Os artesãos da Praça João Luís Ferreira acreditam que o sucesso com o público jovem, está por estes seguirem a moda e sempre inovar. E tem na internet, a principal fonte de pesquisa para criar novas peças.
Sociedade hippie chegou a Teresina na década de 70
De acordo com as pesquisas do professor Fábio Brito, não se sabe o momento exato da chegada dessa população que prega vida alternativa em Teresina, no entanto, é na década de 70, que a imprensa teresinense tem registros dos chamados hippies.
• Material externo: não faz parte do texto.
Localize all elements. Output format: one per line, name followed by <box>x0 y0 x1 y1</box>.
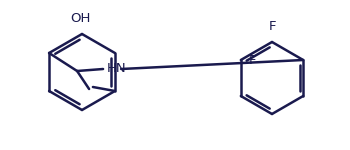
Text: F: F <box>268 20 276 33</box>
Text: HN: HN <box>107 61 127 75</box>
Text: F: F <box>249 54 256 66</box>
Text: OH: OH <box>70 12 90 25</box>
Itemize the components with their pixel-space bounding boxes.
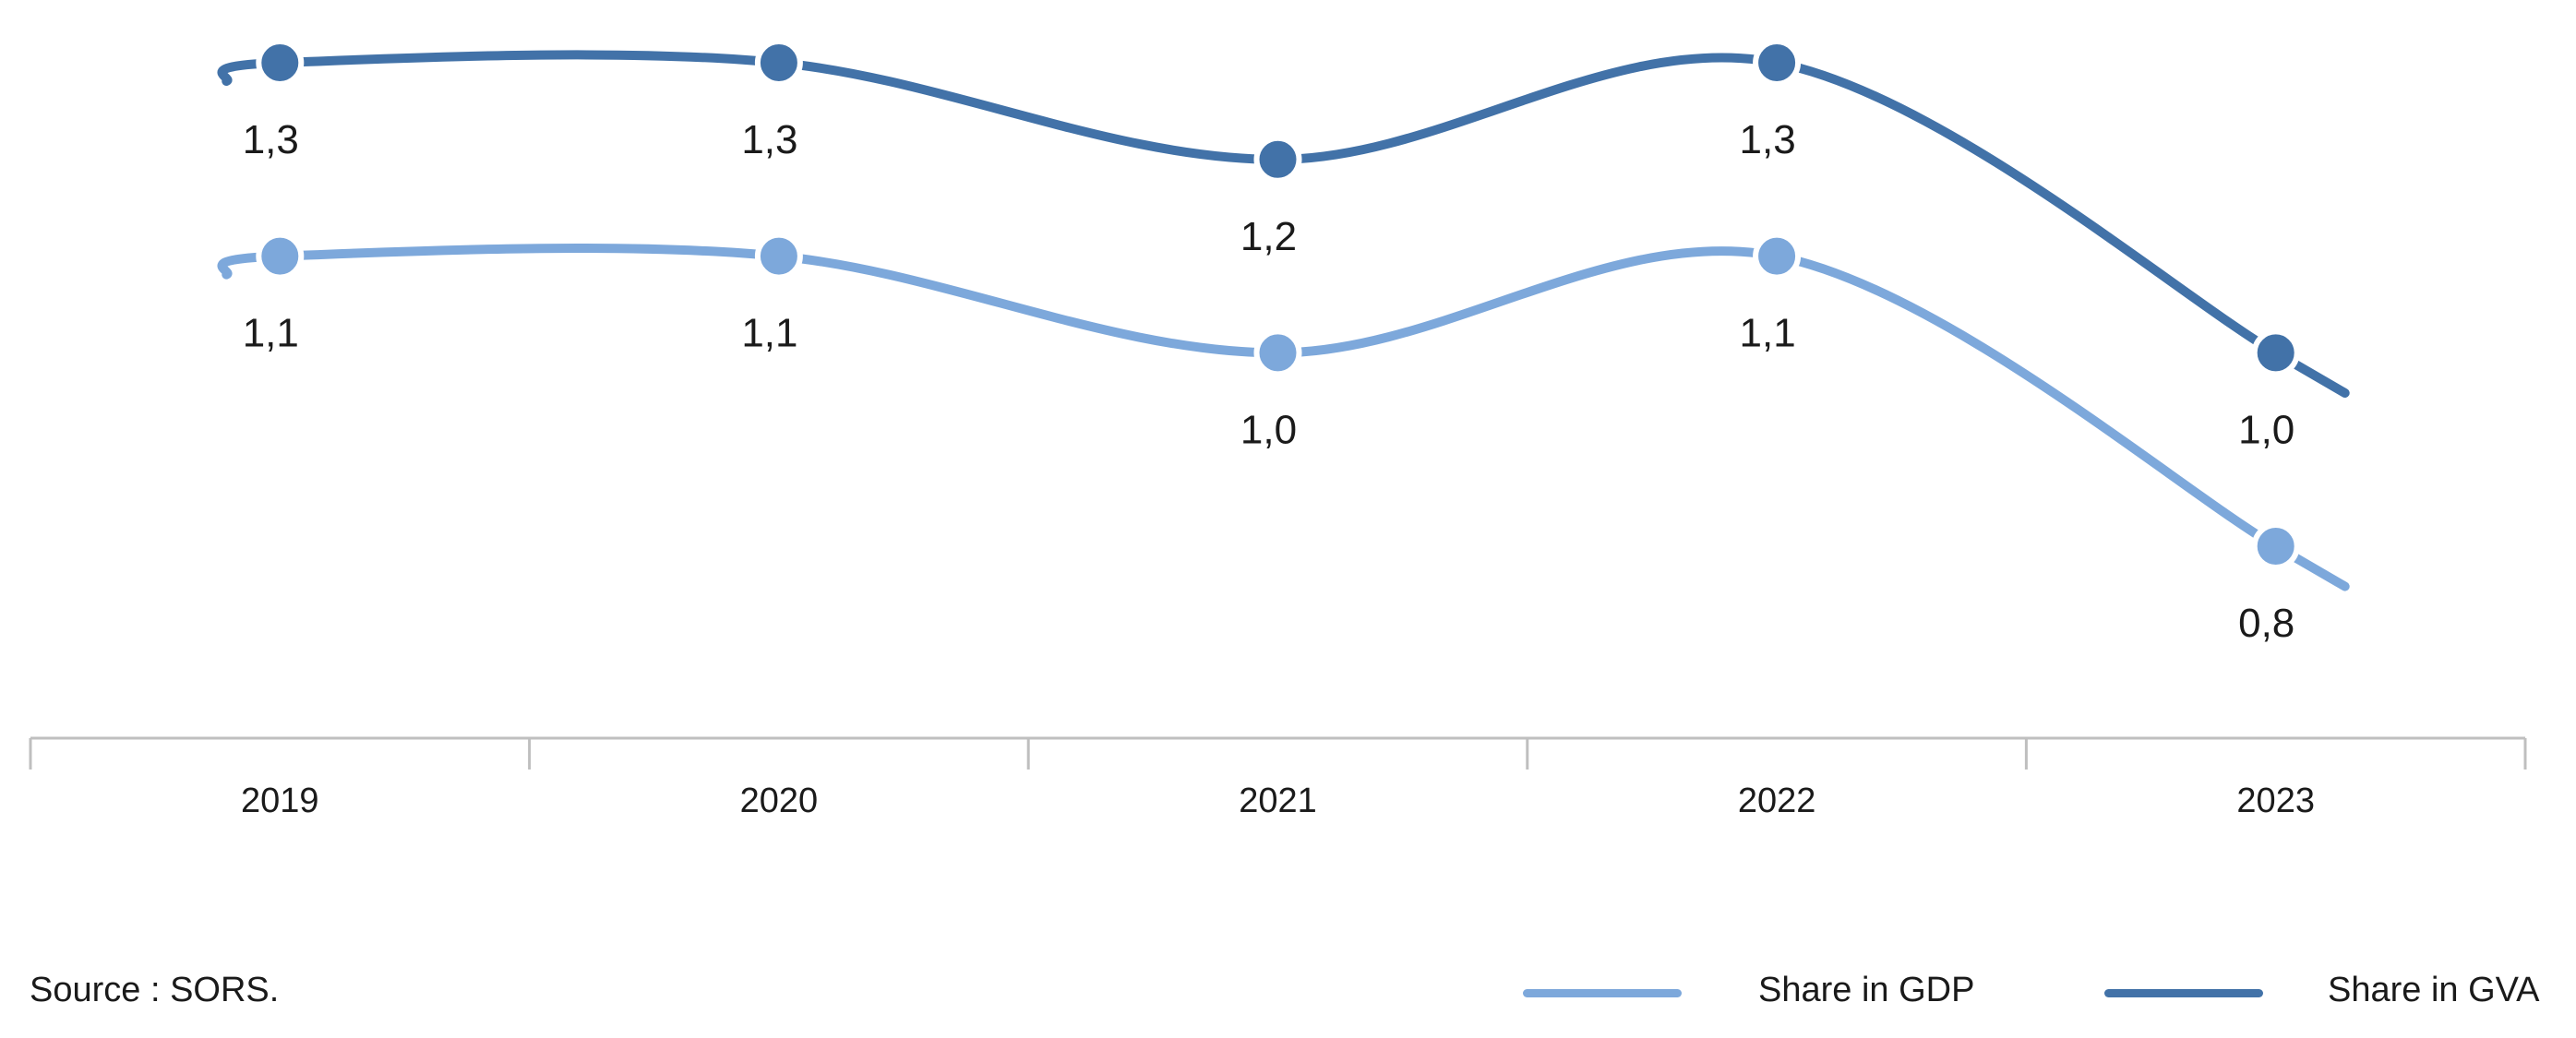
data-point-share-in-gdp xyxy=(1753,232,1802,280)
legend-label-gdp: Share in GDP xyxy=(1758,971,1975,1009)
data-label-share-in-gdp: 1,1 xyxy=(243,311,299,356)
legend-swatch-gdp xyxy=(1523,989,1682,997)
data-label-share-in-gdp: 1,1 xyxy=(1740,311,1796,356)
data-point-share-in-gdp xyxy=(754,232,803,280)
x-tick-label: 2023 xyxy=(2236,781,2315,820)
x-tick-label: 2019 xyxy=(241,781,319,820)
data-point-share-in-gva xyxy=(1753,39,1802,87)
data-label-share-in-gva: 1,3 xyxy=(741,117,797,162)
data-point-share-in-gva xyxy=(1253,135,1302,184)
source-note: Source : SORS. xyxy=(30,971,280,1009)
data-point-share-in-gdp xyxy=(1253,328,1302,377)
legend-label-gva: Share in GVA xyxy=(2328,971,2540,1009)
data-label-share-in-gva: 1,3 xyxy=(1740,117,1796,162)
data-label-share-in-gdp: 1,1 xyxy=(741,311,797,356)
data-label-share-in-gva: 1,0 xyxy=(2238,407,2294,452)
data-label-share-in-gdp: 1,0 xyxy=(1240,407,1297,452)
data-label-share-in-gdp: 0,8 xyxy=(2238,601,2294,646)
data-point-share-in-gva xyxy=(2251,328,2300,377)
data-label-share-in-gva: 1,2 xyxy=(1240,214,1297,259)
data-point-share-in-gva xyxy=(256,39,305,87)
x-tick-label: 2021 xyxy=(1239,781,1317,820)
legend-swatch-gva xyxy=(2104,989,2263,997)
data-label-share-in-gva: 1,3 xyxy=(243,117,299,162)
x-tick-label: 2022 xyxy=(1738,781,1816,820)
data-point-share-in-gdp xyxy=(256,232,305,280)
data-point-share-in-gva xyxy=(754,39,803,87)
x-tick-label: 2020 xyxy=(740,781,819,820)
data-point-share-in-gdp xyxy=(2251,522,2300,570)
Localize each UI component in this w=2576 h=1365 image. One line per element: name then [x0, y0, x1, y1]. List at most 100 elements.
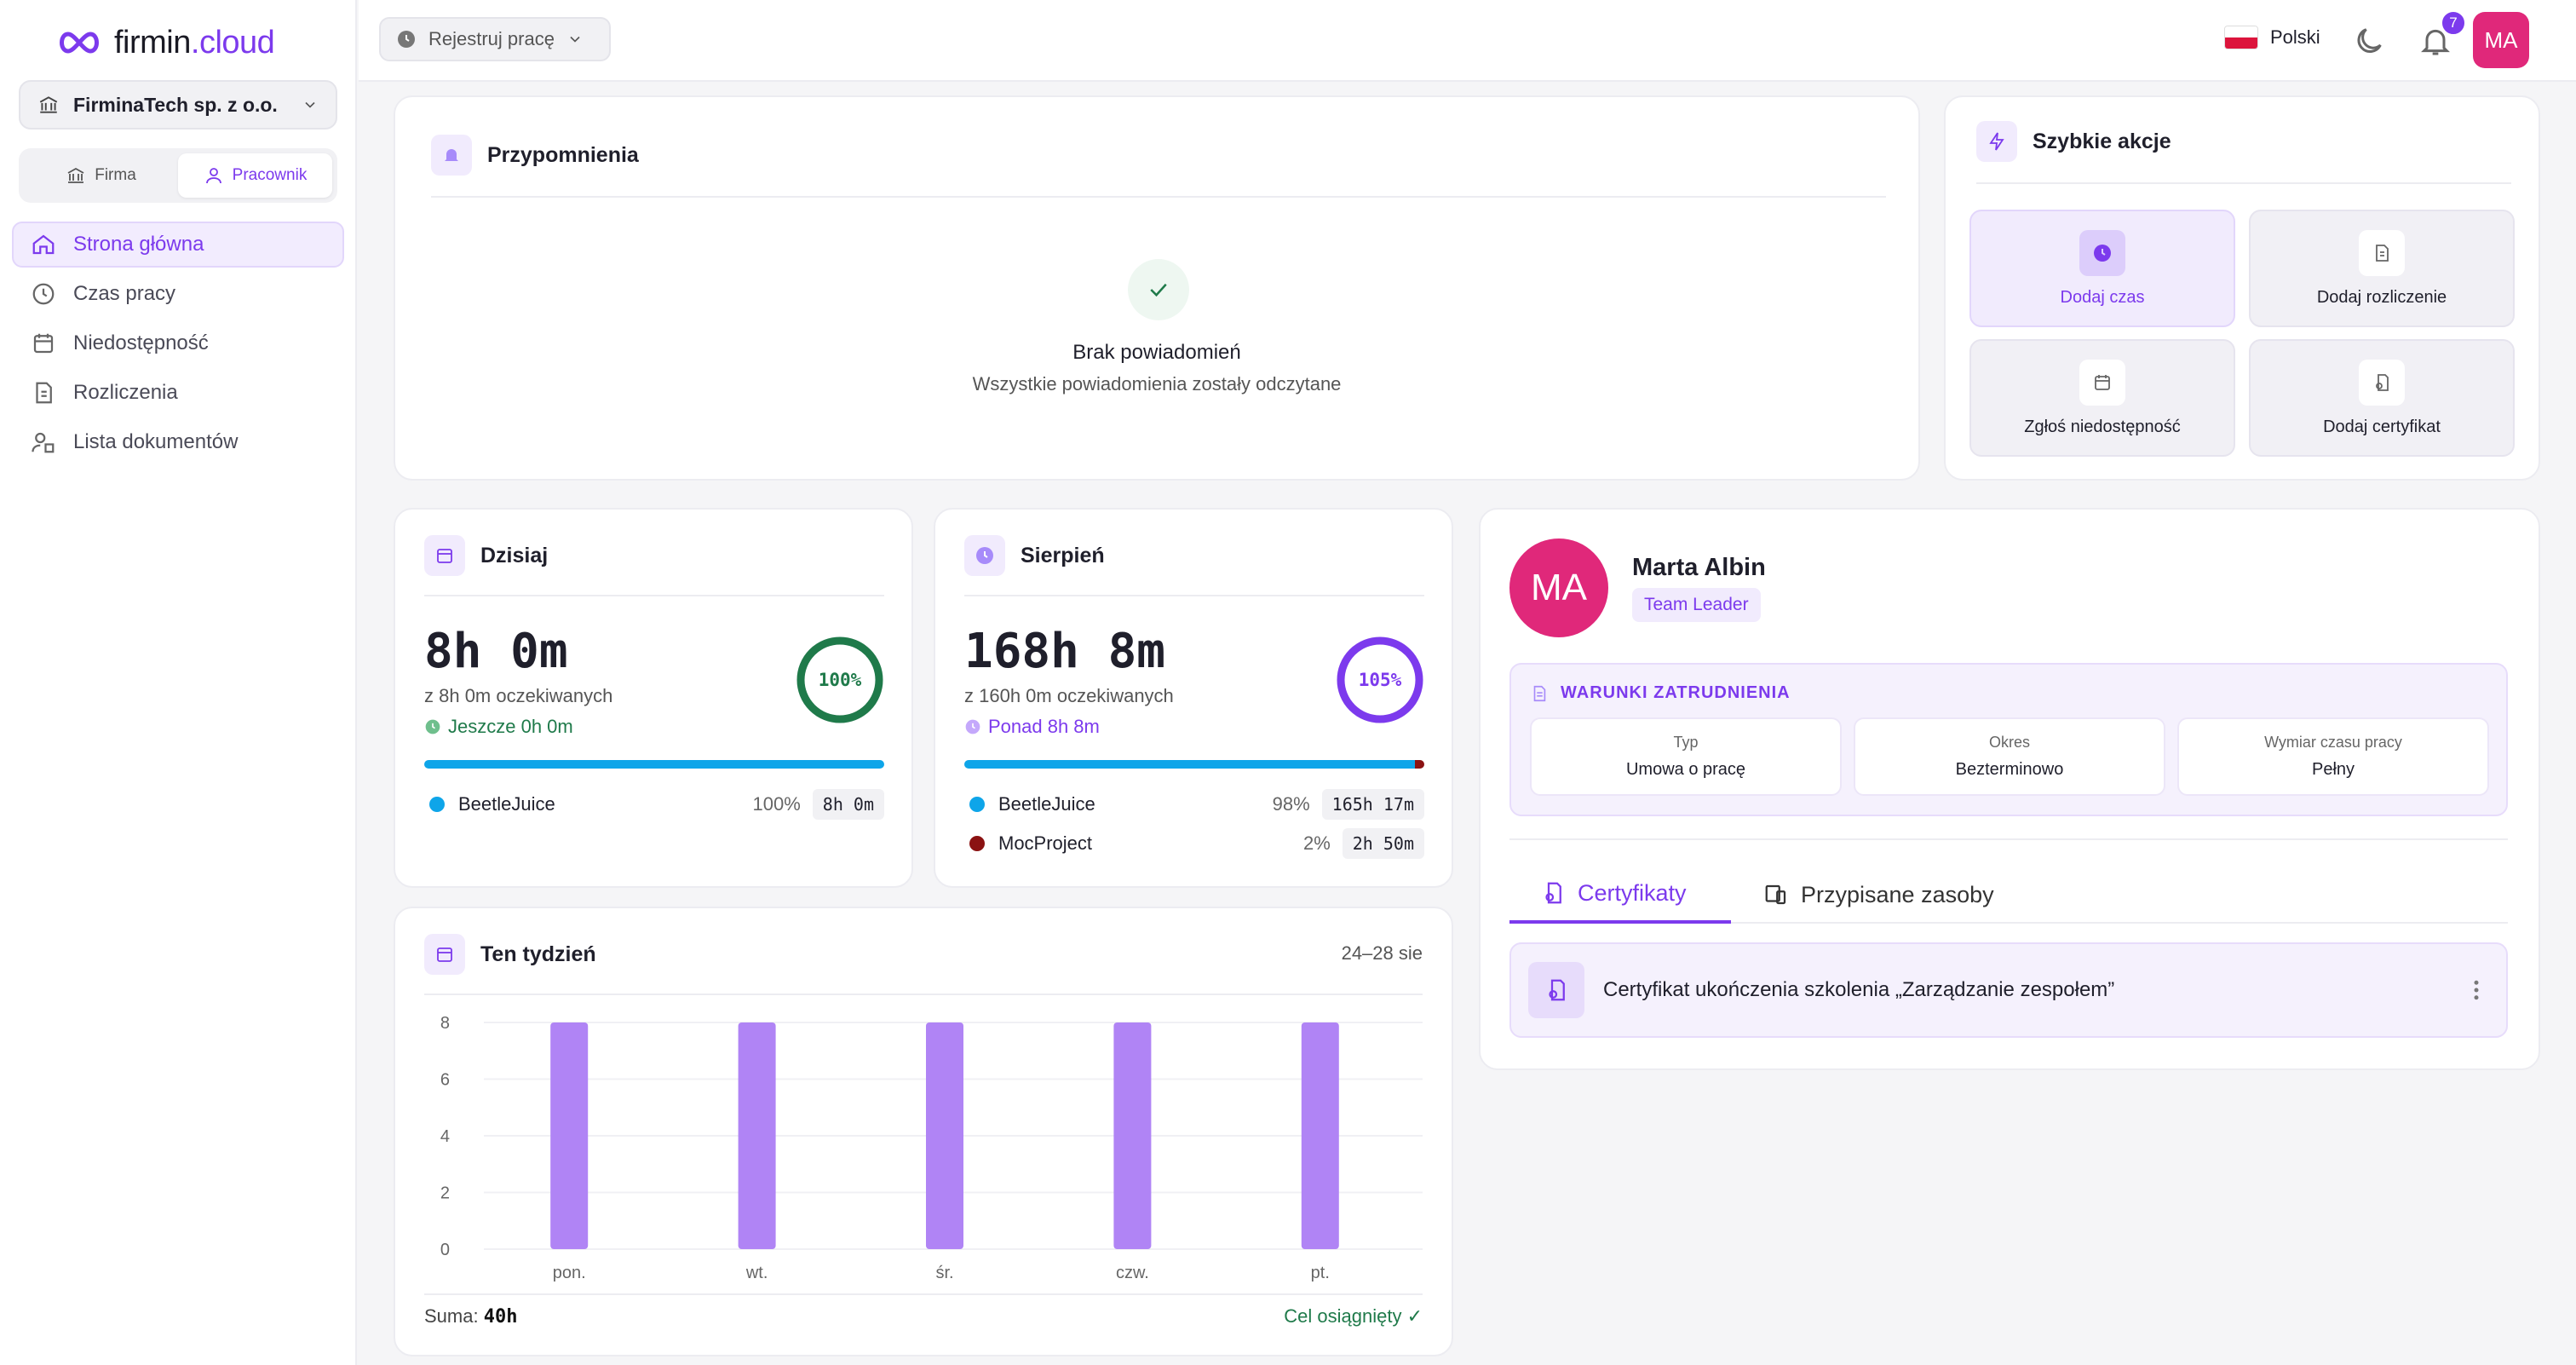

“Há registros, especialmente, na imprensa teresinense da década de 1970, da passagem de sujeitos que receberam essa designação. Você pode encontrar matérias que nomeiam sujeitos, em larga medida jovens, com essas denominações em jornais que circulavam nessa época, com conteúdos, desesperadamente, combativo contra os ditos hippies que perambulavam pela cidade. Há um texto de uma matéria que chega a ser engraçado, se lido nos dias de hoje, pois parece conclamar a população a combater esses sujeitos. Aponta o dedo para eles, adjetivando-os como ‘gente maluca, preguiçosa e viciada’, que nada poderia deixar na juventude teresinense a não ser o desejo pela errância e pela sedução de ‘jovens indefesas’ da cidade. É importante destacar que nem toda a imprensa teresinense era conservadora com relação a esse grupo de pessoas”, esclarece o professor de História.
Fábio Brito explica também que a imagem deles é ainda atrelada ao uso de drogas, desemprego e demais fatos negativos, tal como era ligada na década de 70.
“O uso de drogas, especialmente o da maconha, foi demonizado nessa época, e associado aos hippies, como se as duas coisas se confundissem e fossem, igualmente, negativas. Assim como o desemprego também aparece, nesse momento histórico, como um ícone da captura social que a classe média teresinense pregava. Ser bem aceito socialmente era ter um bom emprego. Os ditos hippies, ao contrário, representavam a não necessidade de ser tudo isso, e sim aquilo que se bem quisesse. Logicamente, uma ampla parcela da sociedade os marginalizou por ser o oposto do que a lógica social dominante valorizava”, pontua Fábio Brito.